It is painful to run a meaningful algorithm on quantopian. I spent weeks on research and have to run my backtests overnight losing a lot of time.

If quantopian were to fail it won't be because of lack of ideas from community but rather because the platform only allows you to do certain things within the computational constraints.

I would love to see following improvements:

1. Faster backtests.
2. 10 minutes of before_trading_start (5 minutes is too slow)

I hope quantopian listens to the community.

Best regards,
Aqua

24 responses

You're doing enough computation to be hitting the 5 minute timeout in before_trading_start?

[Edited because there was an email in my inbox coincidentally that countered what I was saying]

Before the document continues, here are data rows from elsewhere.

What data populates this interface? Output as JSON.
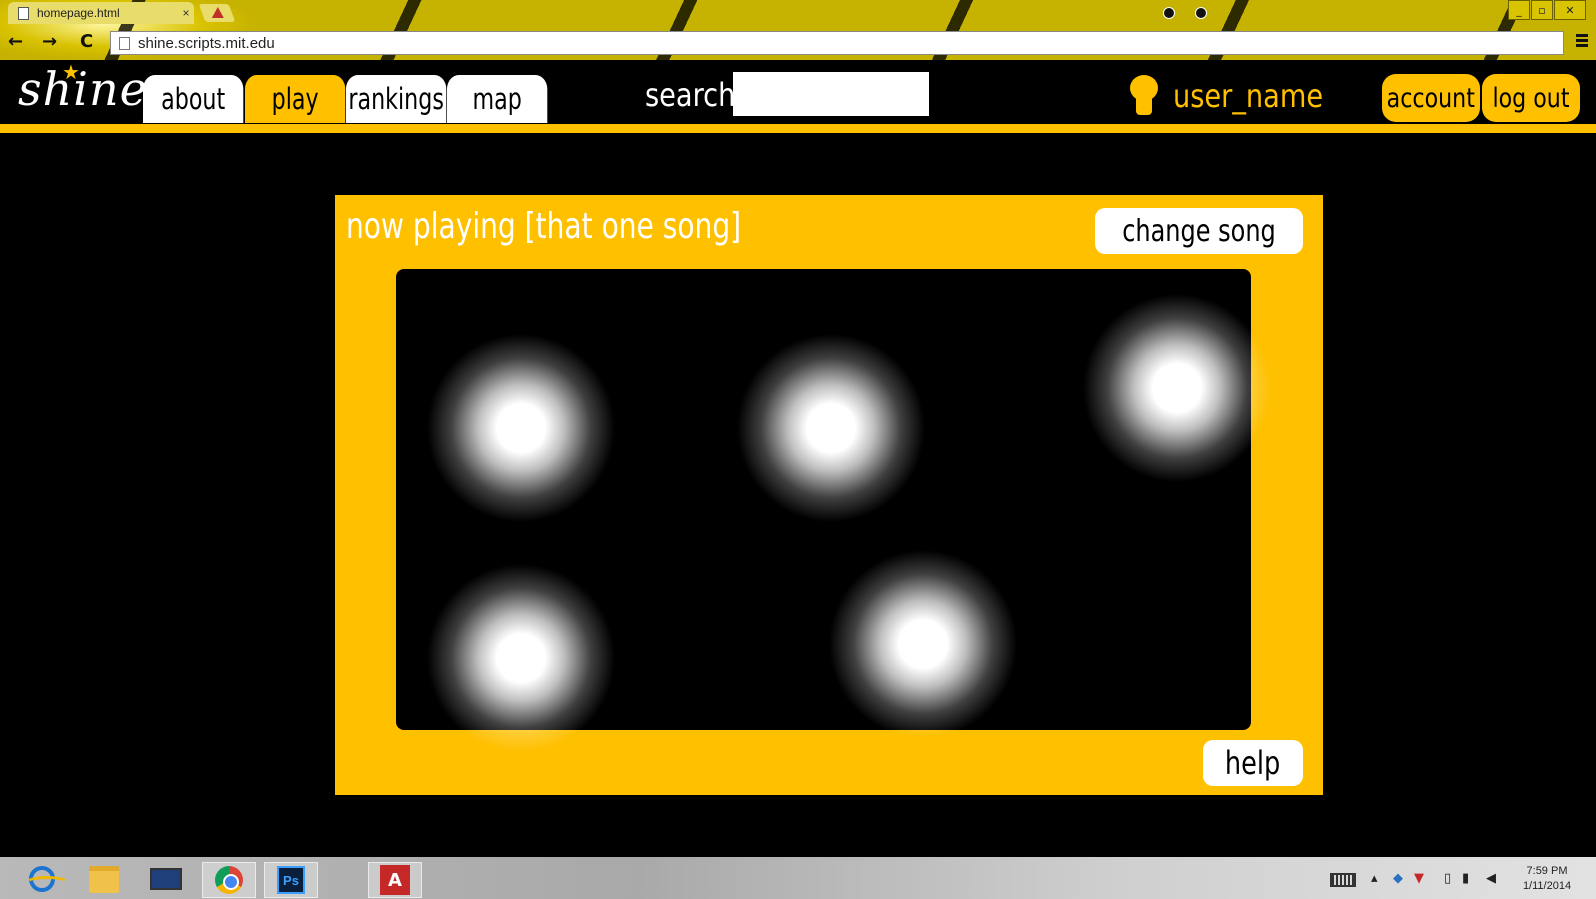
{
  "browser": {
    "tab_title": "homepage.html",
    "tab_close": "×",
    "url": "shine.scripts.mit.edu",
    "back_icon": "←",
    "forward_icon": "→",
    "reload_icon": "C"
  },
  "site": {
    "logo": "shine",
    "logo_star": "★",
    "nav": [
      {
        "label": "about",
        "active": false
      },
      {
        "label": "play",
        "active": true
      },
      {
        "label": "rankings",
        "active": false
      },
      {
        "label": "map",
        "active": false
      }
    ],
    "search_label": "search",
    "search_value": "",
    "username": "user_name",
    "account_label": "account",
    "logout_label": "log out"
  },
  "player": {
    "now_playing": "now playing [that one song]",
    "change_song_label": "change song",
    "help_label": "help",
    "lights_count": 5
  },
  "taskbar": {
    "apps": [
      "internet-explorer",
      "file-explorer",
      "lenovo",
      "chrome",
      "photoshop",
      "red-app"
    ],
    "ps_label": "Ps",
    "red_label": "A",
    "time": "7:59 PM",
    "date": "1/11/2014"
  },
  "colors": {
    "accent": "#ffc000",
    "chrome_bar": "#c6b200",
    "background": "#000000"
  }
}
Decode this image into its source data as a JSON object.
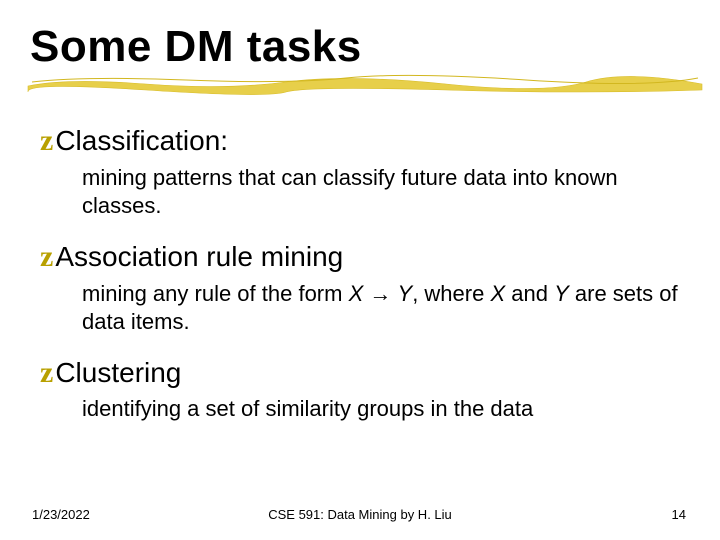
{
  "title": "Some DM tasks",
  "items": [
    {
      "heading": "Classification:",
      "desc_plain": "mining patterns that can classify future data into known classes."
    },
    {
      "heading": "Association rule mining",
      "desc_pre": "mining any rule of the form ",
      "x1": "X",
      "arrow": " → ",
      "y": "Y",
      "comma": ", where ",
      "x2": "X",
      "and": " and ",
      "y2": "Y",
      "post": " are sets of data items."
    },
    {
      "heading": "Clustering",
      "desc_plain": "identifying a set of similarity groups in the data"
    }
  ],
  "footer": {
    "date": "1/23/2022",
    "center": "CSE 591: Data Mining by H. Liu",
    "page": "14"
  },
  "bullet_glyph": "z"
}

Yes I agree. They mostly answer queries on usage of platform but when it comes to feature requests or anything else that requires someone to take leadership and drive the product there is no direction. We don't even know what their plans are regarding infrastructure in the coming months. I think there is lacking a leader who can take ownership and drive things engaging community.

You're doing enough computation to be hitting the 5 minute timeout in before_trading_start?

Yes. Try doing something like fitting a model or calibration on 1000 securities. In fact, I wanted to add clustering to improve performance but with current speed that does not seem possible.

Same here, I have the same problem with any non trivial strategy, I always hit a timeout due to the excessive computation time.

They mostly answer queries on usage of platform but when it comes to feature requests or anything else that requires someone to take leadership and drive the product there is no direction. We don't even know what their plans are regarding infrastructure in the coming months. I think there is lacking a leader who can take ownership and drive things engaging community.

Not sure if you guys heard, but Dan Dunn's last day with Quantopian was last Weds., 2/7. Historically, he was the guy doing this kind of thing.

One thing to note is that before_trading_start has to accommodate the Pipeline chunking for backtesting (as I understand, for live trading, there is no chunking). So, ironically, if you don't use Pipeline (which is supposed to help with computations), you should get more time for computations (and your backtests will be one-to-one with live trading).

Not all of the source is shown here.